VAT for fixed property can be a minefield

Confusion continues to reign when it comes to fixed (immoveable) property (which I shall simply refer to ‘property’ here) and VAT.

The key is to be aware of the use to which you are putting the property, and to make sure you are treating the VAT correctly (I won’t look at the documentary requirements here but be aware that they are critical in all the scenarios):

  • If you are a property trader (e.g. you develop and sell) you may claim the VAT you are charged on purchase as an input VAT refund. Equally so, any goods and services you might buy to develop and improve the property. If, however, the seller does not charge VAT to you (as it is their home- see below), you will pay transfer duty and may claim a deemed VAT refund (15/115 of the purchase price) to the extent that the consideration has been paid and/or once transfer has taken place.
  • Similarly, if you are buying the property to lease it out to third parties who will use it for commercial purposes you will, again, be able to claim an input VAT refund (or claim a deemed VAT amount if you paid transfer duty- see above) when you buy the property. In turn, you will be have to add VAT to the rent you charge to your tenant(s). If in the future you sell the property, you will also have to charge VAT to the purchaser and to pay it to SARS.  The person who buys the property from you will not then have to pay transfer duty. If you sell the property together with the leases i.e. as a ‘going concern’ it is possible that the VAT rate will be 0%, but this can’t apply if you sell the property to the tenant.
  • The position is, however, very different if you buy the property to lease it to people to live in or to provide to your employee(s) to live in. Because the property is then to be used as a “dwelling” (“a place residence or abode of any natural person”), which is an exempt supply, you will not be allowed to claim a VAT refund for any VAT charged to you (or claim a deemed VAT refund if you paid transfer duty) when you buy the property.  Equally so, you will not need to charge VAT on the rentals you charge to your tenants or on any accommodation fringe benefit provided to your employees. When you sell the property only transfer duty will apply.
  • Similarly, if you are buying a property to live in it yourself, you might pay VAT if you buy from a developer or you’ll pay transfer duty but you won’t be able to claim any VAT refund. Similarly, when you sell the property, the buyer will pay transfer duty. VAT won’t come into the picture.
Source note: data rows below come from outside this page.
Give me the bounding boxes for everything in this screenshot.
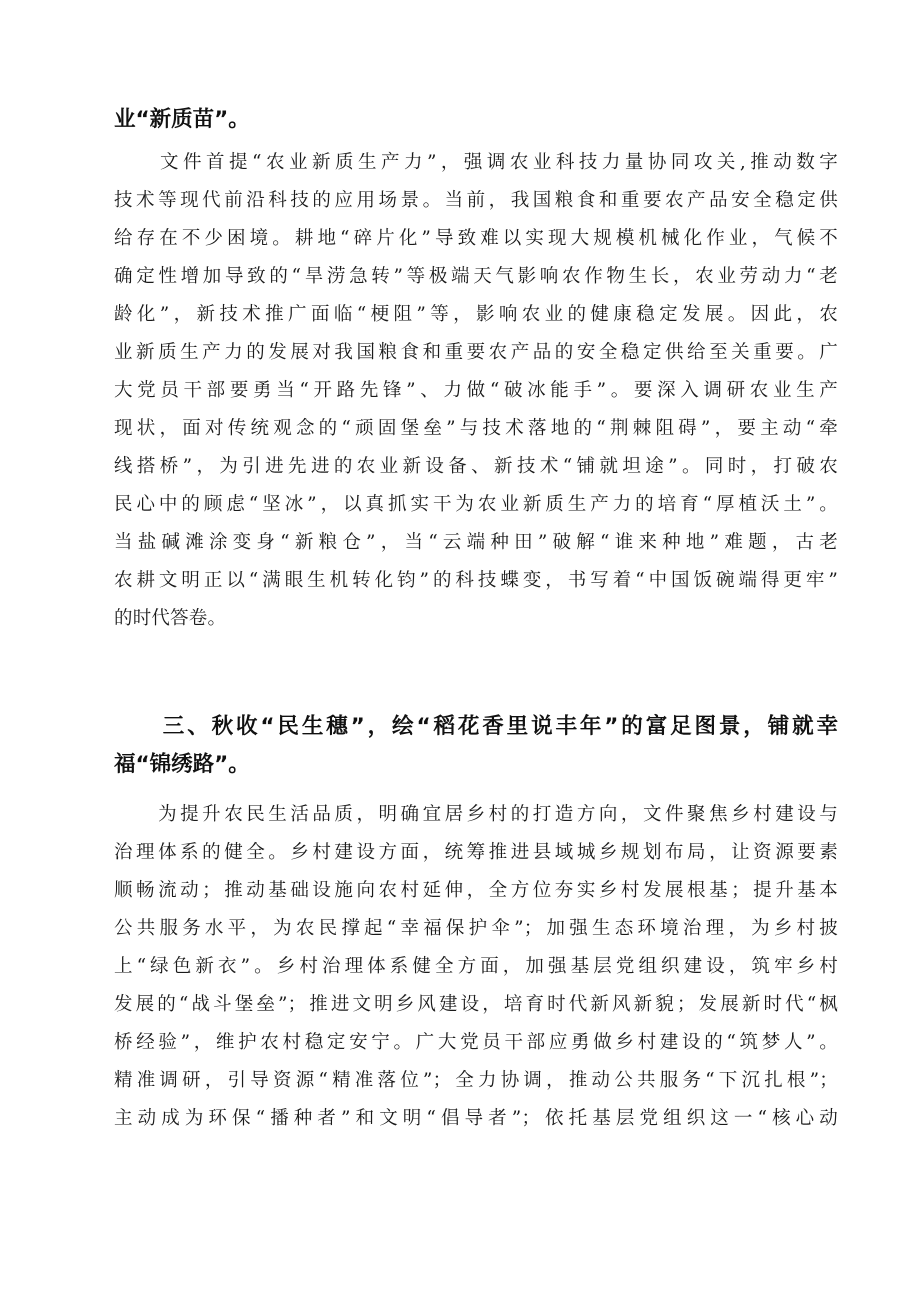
paragraph-line: 线搭桥”，为引进先进的农业新设备、新技术“铺就坦途”。同时，打破农 [114, 456, 838, 477]
paragraph-line: 文件首提“农业新质生产力”，强调农业科技力量协同攻关,推动数字 [114, 152, 838, 173]
paragraph-line: 的时代答卷。 [114, 608, 227, 629]
paragraph-line: 给存在不少困境。耕地“碎片化”导致难以实现大规模机械化作业，气候不 [114, 228, 838, 249]
paragraph-line: 业新质生产力的发展对我国粮食和重要农产品的安全稳定供给至关重要。广 [114, 342, 838, 363]
paragraph-line: 当盐碱滩涂变身“新粮仓”，当“云端种田”破解“谁来种地”难题，古老 [114, 532, 838, 553]
paragraph-line: 主动成为环保“播种者”和文明“倡导者”；依托基层党组织这一“核心动 [114, 1108, 838, 1129]
paragraph-line: 桥经验”，维护农村稳定安宁。广大党员干部应勇做乡村建设的“筑梦人”。 [114, 1032, 838, 1053]
paragraph-agricultural-productivity [114, 144, 838, 638]
paragraph-line: 精准调研，引导资源“精准落位”；全力协调，推动公共服务“下沉扎根”； [114, 1070, 838, 1091]
paragraph-line: 顺畅流动；推动基础设施向农村延伸，全方位夯实乡村发展根基；提升基本 [114, 880, 838, 901]
section-3-heading [114, 708, 838, 784]
heading-line: 三、秋收“民生穗”，绘“稻花香里说丰年”的富足图景，铺就幸 [114, 714, 838, 739]
paragraph-line: 现状，面对传统观念的“顽固堡垒”与技术落地的“荆棘阻碍”，要主动“牵 [114, 418, 838, 439]
paragraph-line: 大党员干部要勇当“开路先锋”、力做“破冰能手”。要深入调研农业生产 [114, 380, 838, 401]
paragraph-rural-construction [114, 796, 838, 1138]
paragraph-line: 为提升农民生活品质，明确宜居乡村的打造方向，文件聚焦乡村建设与 [114, 804, 838, 825]
paragraph-line: 上“绿色新衣”。乡村治理体系健全方面，加强基层党组织建设，筑牢乡村 [114, 956, 838, 977]
paragraph-line: 发展的“战斗堡垒”；推进文明乡风建设，培育时代新风新貌；发展新时代“枫 [114, 994, 838, 1015]
paragraph-line: 农耕文明正以“满眼生机转化钧”的科技蝶变，书写着“中国饭碗端得更牢” [114, 570, 838, 591]
continued-heading [114, 101, 838, 139]
paragraph-line: 龄化”，新技术推广面临“梗阻”等，影响农业的健康稳定发展。因此，农 [114, 304, 838, 325]
heading-line: 福“锦绣路”。 [114, 752, 250, 777]
heading-line: 业“新质苗”。 [114, 107, 250, 132]
paragraph-line: 技术等现代前沿科技的应用场景。当前，我国粮食和重要农产品安全稳定供 [114, 190, 838, 211]
paragraph-line: 治理体系的健全。乡村建设方面，统筹推进县域城乡规划布局，让资源要素 [114, 842, 838, 863]
paragraph-line: 公共服务水平，为农民撑起“幸福保护伞”；加强生态环境治理，为乡村披 [114, 918, 838, 939]
paragraph-line: 确定性增加导致的“旱涝急转”等极端天气影响农作物生长，农业劳动力“老 [114, 266, 838, 287]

This scenario may, however, change if you, for example, use portion of your home as an office. In this case you may claim the VAT charged to you (or a deemed input tax if you paid transfer duty) to the extent of the portion of the property you use for business purposes (assuming the business makes VATable supplies). You may also claim the VAT charged to you on any improvements you make to the portion of the property that you use as your office.

BEWARE though, if you have done this, when you sell the property you will have to charge VAT on the full selling price. You may at that point claim a refund of the balance of the VAT you weren’t able to claim on the original purchase price (or the current market value of the property if it is now lower), but this scenario can be particularly detrimental because you will, potentially, be selling your home to someone who will use the full property as their home and not be able to claim the VAT which you must charge as a refund. This will add 15% to your selling price, quite a lot more than the transfer duty would be, and the marketability of your home may be affected

  • If you are buying a property which will be rented out partially to commercial businesses and partially for residential (“dwelling”) accommodation purposes (assuming both parts are more than 10% of the total) you will need to apportion the amount of VAT you claim as a refund when you buy the property.  This type of situation might arise where you buy a block of flats with shops on the ground floor, for example. 

Again, when you sell the property, you will have to charge VAT on the full selling price and may claim the balance of the VAT you weren’t able to claim on the original purchase price you paid (or the market value if it is lower). 

In addition, if during the time that you own a mixed-use property, the proportions of commercial and residential usage change, you must make an adjustment to the amount of the VAT originally claimed.

  • On a separate note, there are very specific VAT rules where you use the property as “commercial accommodation”, which is a defined set of circumstances, but this needs an article all of its own- watch this space!